Giovedì 19 Luglio 2007 - Libertà
Veleia, di scena D'Abbraccio e Quattrini
"Teatro e archeologia" del regista Arena apre sabato con la commedia di Ritsos
piacenza - Storie di fantasmi a Veleia, la città romana sviluppata su terrazzamenti lungo il declivio della collina, poi abbandonata e riemersa dall'oblio quasi due secoli e mezzo fa. Oggi, di quel lontano e importante passato rimangono ben poche vestigia, ma capaci di evocare le ombre di una storia che qui non è mai stata definitivamente sepolta.
L'area archeologica, visitabile gratuitamente tutti i giorni, dalle 9 a un'ora prima del tramonto, da nove anni apre i suoi cancelli anche la sera, per accogliere sulle pietre del foro di età augustea gli spettacoli della rassegna Teatro e archeologia, diretta dal regista cremonese Beppe Arena. L'edizione 2007, che è stata presentata ieri in Provincia, propone due commedie, La festa delle donne di Aristofane e Mostellaria di Plauto, e l'intenso monologo Elena di Ghiannis Ritsos, con il quale il festival verrà inaugurato sabato prossimo, con replica domenica.
L'inizio, come per tutti gli appuntamenti, sarà alle 21.30. Il regista Francesco Tavassi (che aveva già diretto Elisabetta Pozzi in Fedra dello stesso Ritsos) ha affidato a Mariangela D'Abbraccio - l'attrice napoletana interprete a teatro di Maria Stuarda, La gatta sul tetto che scotta, Anna dei miracoli, Sei personaggi in cerca d'autore, Nella città l'inferno, Napoli milionaria - il ruolo della bellissima moglie di Menelao.
Ma della donna fatale, contesa da principi e re, non c'è ora più traccia.

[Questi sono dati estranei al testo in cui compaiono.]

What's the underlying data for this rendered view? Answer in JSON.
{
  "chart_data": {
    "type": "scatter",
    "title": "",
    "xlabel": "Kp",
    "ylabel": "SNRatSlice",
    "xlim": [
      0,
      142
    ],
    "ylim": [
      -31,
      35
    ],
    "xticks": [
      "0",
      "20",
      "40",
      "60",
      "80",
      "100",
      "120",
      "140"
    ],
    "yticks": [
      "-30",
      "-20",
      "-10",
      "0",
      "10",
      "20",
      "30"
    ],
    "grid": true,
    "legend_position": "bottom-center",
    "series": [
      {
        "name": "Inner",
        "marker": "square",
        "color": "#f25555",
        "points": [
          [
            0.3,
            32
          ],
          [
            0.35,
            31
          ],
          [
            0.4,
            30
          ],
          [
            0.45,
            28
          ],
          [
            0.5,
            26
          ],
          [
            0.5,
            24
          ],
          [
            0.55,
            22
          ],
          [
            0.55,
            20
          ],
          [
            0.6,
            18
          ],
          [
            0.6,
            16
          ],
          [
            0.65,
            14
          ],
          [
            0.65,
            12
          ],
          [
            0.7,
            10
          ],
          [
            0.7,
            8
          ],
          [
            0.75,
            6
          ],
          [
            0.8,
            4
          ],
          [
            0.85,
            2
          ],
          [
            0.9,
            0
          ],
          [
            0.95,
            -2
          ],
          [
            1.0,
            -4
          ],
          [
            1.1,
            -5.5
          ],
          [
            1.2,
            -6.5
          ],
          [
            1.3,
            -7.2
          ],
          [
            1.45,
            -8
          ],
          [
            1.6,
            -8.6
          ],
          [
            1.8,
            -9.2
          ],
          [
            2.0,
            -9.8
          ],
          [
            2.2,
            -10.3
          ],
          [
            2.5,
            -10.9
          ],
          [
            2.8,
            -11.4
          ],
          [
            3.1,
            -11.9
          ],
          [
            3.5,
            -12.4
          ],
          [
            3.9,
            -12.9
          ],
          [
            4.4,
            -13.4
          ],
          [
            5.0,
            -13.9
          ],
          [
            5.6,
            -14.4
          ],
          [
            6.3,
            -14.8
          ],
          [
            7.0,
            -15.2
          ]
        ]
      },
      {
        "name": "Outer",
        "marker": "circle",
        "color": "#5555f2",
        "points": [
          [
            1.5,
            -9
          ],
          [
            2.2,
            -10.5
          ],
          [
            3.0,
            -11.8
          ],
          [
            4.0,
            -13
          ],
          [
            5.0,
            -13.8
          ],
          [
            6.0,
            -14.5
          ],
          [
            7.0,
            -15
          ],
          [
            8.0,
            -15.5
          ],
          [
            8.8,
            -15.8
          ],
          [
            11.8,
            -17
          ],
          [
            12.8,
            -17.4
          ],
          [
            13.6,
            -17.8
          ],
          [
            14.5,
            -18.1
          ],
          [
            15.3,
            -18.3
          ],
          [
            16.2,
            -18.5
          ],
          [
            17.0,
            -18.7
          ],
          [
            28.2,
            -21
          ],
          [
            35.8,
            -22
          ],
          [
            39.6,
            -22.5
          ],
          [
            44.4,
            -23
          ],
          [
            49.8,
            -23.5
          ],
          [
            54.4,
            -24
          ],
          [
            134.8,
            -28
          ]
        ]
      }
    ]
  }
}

Nel 1970 il poeta greco ha immaginato la sua Elena come una vecchia stanca e sola, derisa dalle avide e scaltre serve, senza parvenza dello splendore della sua gioventù. La regina si affida alla memoria zoppicante, agli oggetti sopravvissuti che sembrano però muoversi nella casa, come mossi da spettri. Eppure non rinnega nulla di quella vita precedente, del tutto tramontata.
Venerdì 27 e sabato 28 luglio a Veleia debutterà il femminismo ante litteram della Festa delle donne di Aristofane, nella traduzione di Edoardo Sanguineti, per la regia di Beppe Arena; protagonista Paola Quattrini, una lunga esperienza di attrice teatrale (tra gli ultimi lavori in cui ha recitato: Un tram che si chiama desiderio, Oggi è già domani) e televisiva (negli sceneggiati di Sandro Bolchi e Giuseppe Ferrara). Una produzione veleiate che - ha annunciato Arena - verrà portata in Abruzzo, in Calabria (nella rassegna Magna Grecia Teatro, dedicata quest'anno alle traduzioni di Sanguineti) e in Sicilia. La conclusione, venerdì 3 e sabato 4 agosto, verrà affidata alla Mostellaria di Plauto, con gli attori del laboratorio teatrale del Plautus Festival di Sarsina, la città natale del commediografo latino. I fantasmi questa volta vengono furbescamente evocati per coprire luculliane baldorie. «Si tratta di un'opera molto attuale, sul conflitto generazionale tra padri e figli» ha aggiunto Arena, precisando come Teatro e archeologia voglia essere anche un modo per avvicinare la gente al teatro: «I testi sono stati adattati; la durata non supera l'ora e mezzo. La nostra proposta si rivolge al pubblico più ampio».
Ieri sono intervenuti anche l'assessore provinciale Mario Magnelli (cultura e turismo), che ha ribadito le finalità della manifestazione («valorizzazione culturale di Veleia e promozione del territorio»), il sindaco di Lugagnano, Aldo Lombardelli, che ha auspicato ulteriori eventi per far conoscere l'area archeologica; e Orazio Zanardi Landi, presidente di Piacenza Turismi, cui compete l'organizzazione di Teatro e archeologia (per informazioni, tel. 0523.305254). La rassegna è promossa da Soprintendenza archeologica, Regione, Provincia, Comune di Lugagnano, con il sostegno d: Fondazione di Piacenza, Camera di Commercio e altri sponsor.